Patek Philippe Perpetual Calendar: A piece that probably went unnoticed during this year’s Basel world watch fair, probably due to all the focus on the stainless steel pieces introduced this year such as the 5990/1A and 5960/1A that we looked at. The Patek Philippe automatic perpetual calendar ref 5140, which is the epitome of simple elegance that is Pateks more traditional perpetual calendar, this year received dial updates.
THE PERPETUAL CALENDAR REF. 5140
The Patek Philippe perpetual calendar is the ultimate businessman’s perpetual calendar timepiece and quite honestly I can see why. First introduced in 1985 as the ref. 3940 in a 36mm case, with the ultra-thin calibre 240Q that was renowned for its reliability. After it enjoyed a 21 year reign in 2006 Patek Philippe introduced its predecessor, the ref. 5140 . Only a few small changes were made to the follow-up of the now iconic 3940 that included the case being upsized from 36 – 37.2 mm, a change of bezel that reduced the amount of crystal exposed therefore making the case more streamlined and of course a change to the dial font but most importantly Patek retained the trusted and reliable calibre 240Q movement.
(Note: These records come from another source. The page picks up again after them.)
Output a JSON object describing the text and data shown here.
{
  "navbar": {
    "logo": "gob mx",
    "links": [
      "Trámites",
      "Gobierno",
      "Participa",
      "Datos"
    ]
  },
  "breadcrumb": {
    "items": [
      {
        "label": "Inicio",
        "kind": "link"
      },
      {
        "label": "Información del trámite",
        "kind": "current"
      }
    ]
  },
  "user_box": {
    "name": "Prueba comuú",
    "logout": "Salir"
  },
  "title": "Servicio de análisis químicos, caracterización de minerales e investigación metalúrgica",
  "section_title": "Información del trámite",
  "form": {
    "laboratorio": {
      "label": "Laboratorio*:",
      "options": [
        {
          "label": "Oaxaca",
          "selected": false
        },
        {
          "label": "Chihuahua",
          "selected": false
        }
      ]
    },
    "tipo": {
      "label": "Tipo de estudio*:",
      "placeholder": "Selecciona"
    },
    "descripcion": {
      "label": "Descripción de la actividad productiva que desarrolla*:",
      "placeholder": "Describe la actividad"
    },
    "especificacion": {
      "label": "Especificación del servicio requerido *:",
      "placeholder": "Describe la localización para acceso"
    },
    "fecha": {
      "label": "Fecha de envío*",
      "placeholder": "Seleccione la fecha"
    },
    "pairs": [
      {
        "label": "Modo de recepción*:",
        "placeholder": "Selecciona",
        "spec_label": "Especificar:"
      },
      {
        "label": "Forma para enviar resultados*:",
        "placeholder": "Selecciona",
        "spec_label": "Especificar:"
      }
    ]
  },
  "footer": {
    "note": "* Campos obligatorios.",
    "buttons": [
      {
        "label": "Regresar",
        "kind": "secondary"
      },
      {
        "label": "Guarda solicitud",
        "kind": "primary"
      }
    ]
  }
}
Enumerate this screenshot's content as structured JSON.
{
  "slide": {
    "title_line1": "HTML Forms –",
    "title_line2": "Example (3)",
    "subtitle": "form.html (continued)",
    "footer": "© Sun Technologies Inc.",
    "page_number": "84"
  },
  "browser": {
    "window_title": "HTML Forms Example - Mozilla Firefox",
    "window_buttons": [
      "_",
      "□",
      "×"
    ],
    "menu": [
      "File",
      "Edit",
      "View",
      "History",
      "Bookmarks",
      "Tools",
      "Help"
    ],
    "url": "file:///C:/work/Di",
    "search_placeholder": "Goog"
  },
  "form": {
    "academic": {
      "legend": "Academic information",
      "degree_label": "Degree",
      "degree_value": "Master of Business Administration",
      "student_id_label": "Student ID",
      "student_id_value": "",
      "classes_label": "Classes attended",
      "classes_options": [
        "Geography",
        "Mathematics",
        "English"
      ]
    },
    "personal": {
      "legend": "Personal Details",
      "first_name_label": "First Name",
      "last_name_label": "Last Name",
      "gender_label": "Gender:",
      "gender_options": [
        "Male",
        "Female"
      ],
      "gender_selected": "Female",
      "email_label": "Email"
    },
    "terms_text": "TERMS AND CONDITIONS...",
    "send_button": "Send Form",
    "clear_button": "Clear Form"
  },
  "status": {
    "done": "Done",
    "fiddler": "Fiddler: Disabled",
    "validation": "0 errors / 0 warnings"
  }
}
When Patek first introduced Ref. 3940 to the market, it was the first highly complicated watch in regular production. The calibre 240Q is somewhat of a legend and was crafted entirely in the manufacture’s haute horlogerie workshops. The self-winding calibre 240Q movement is made up of 275 parts and yet only measures a mere 3.88mm in height. But this was only possible because of the off-centre mini-rotor, made from 22-carat gold. When you delve into the world of horology you’ll also see this mini/micro-rotor elsewhere too, from one Mr. Laurent Ferrier in fact – who coincidently also worked for Patek Philippe during these years. This little movement has a mechanical memory spanning 1,461 days or to speak more simplistically 4 years. The perpetual calendar will automatically display the correct date, taking into account months with 31 and 30 days, as well as February 29th leap years and will remain correct until 2100.
The case on this 5140R measures 37.2mm, made of rose-gold; on the case band there are small circular recesses, which are used for correcting the calendar function. At either side of 12 o’clock are the date and year correctors, at 9 o’clock is the day-of-week corrector and at 6 o’clock is the moon phase corrector. The 5140R comes on a hand-stitched alligator strap with the Patek Philippe fold-over clasp matching the case metal. It is presented with two interchangeable backs. Its original sapphire-crystal back reveals the calibre 240Q movement as well as the craftsmanship lavished on every detail: bevelled bridges, the circular-grained plate and Geneva striping on the bridges and rotor.
The 5140R originally came with a chocolate dial but this year at Basel World, Patek introduced a silvery-opaline dial encased in rose-gold and a platinum version with black-ebony dial and diamond minute markers, which you can see here. The dial of a 5140 is quite well-balanced; at 6 o’clock is the moon phase subsidiary dial with odd date numerals clinging to the periphery, though if you look closely you’ll see that the numbers 27, 29, 3 and 5 taper to allow room for the other two sub dials. At 9 o’clock is the day and 24-hour sub dial, with days indicated by a black nickel-plated 18-carat rose gold leaf-shaped hand and hours by a short gold hand. At 3 o’clock is the month and leap year sub dial, again with the months indicated by a black nickel-plated, leaf-shaped hand and leap indicated by a shorter gold hand – though the leap year indication also doubles up as a quarter year indicator too. If you look closely you’ll also notice in the centre of these two subsidiary dials, engine-turned graining. Time is indicated by Dauphine hour and minutes hands, and 12 baton markers made from 18-carat rose gold.
The Patek Philippe Perpetual Calendar is among my favourite Pateks and the 5140R is a stunning example of gentlemanly sophistication and elegance but I also believe there is a casual, dressed down, side to it too. It has such a simple design but encompasses every function the modern man needs in a classically styled, sleek 37.2mm case – it is the everyday wearer. That said, personally for me, I actually prefer the 3940. Even though it has a smaller case and dial, the use of smaller font actually makes it more legible and gives it a cleaner look. I think the use of font on the 5140, while very elegant, makes the dial look just a little too cluttered though make no mistake, the 5140 is still a beautiful Patek timepiece nonetheless.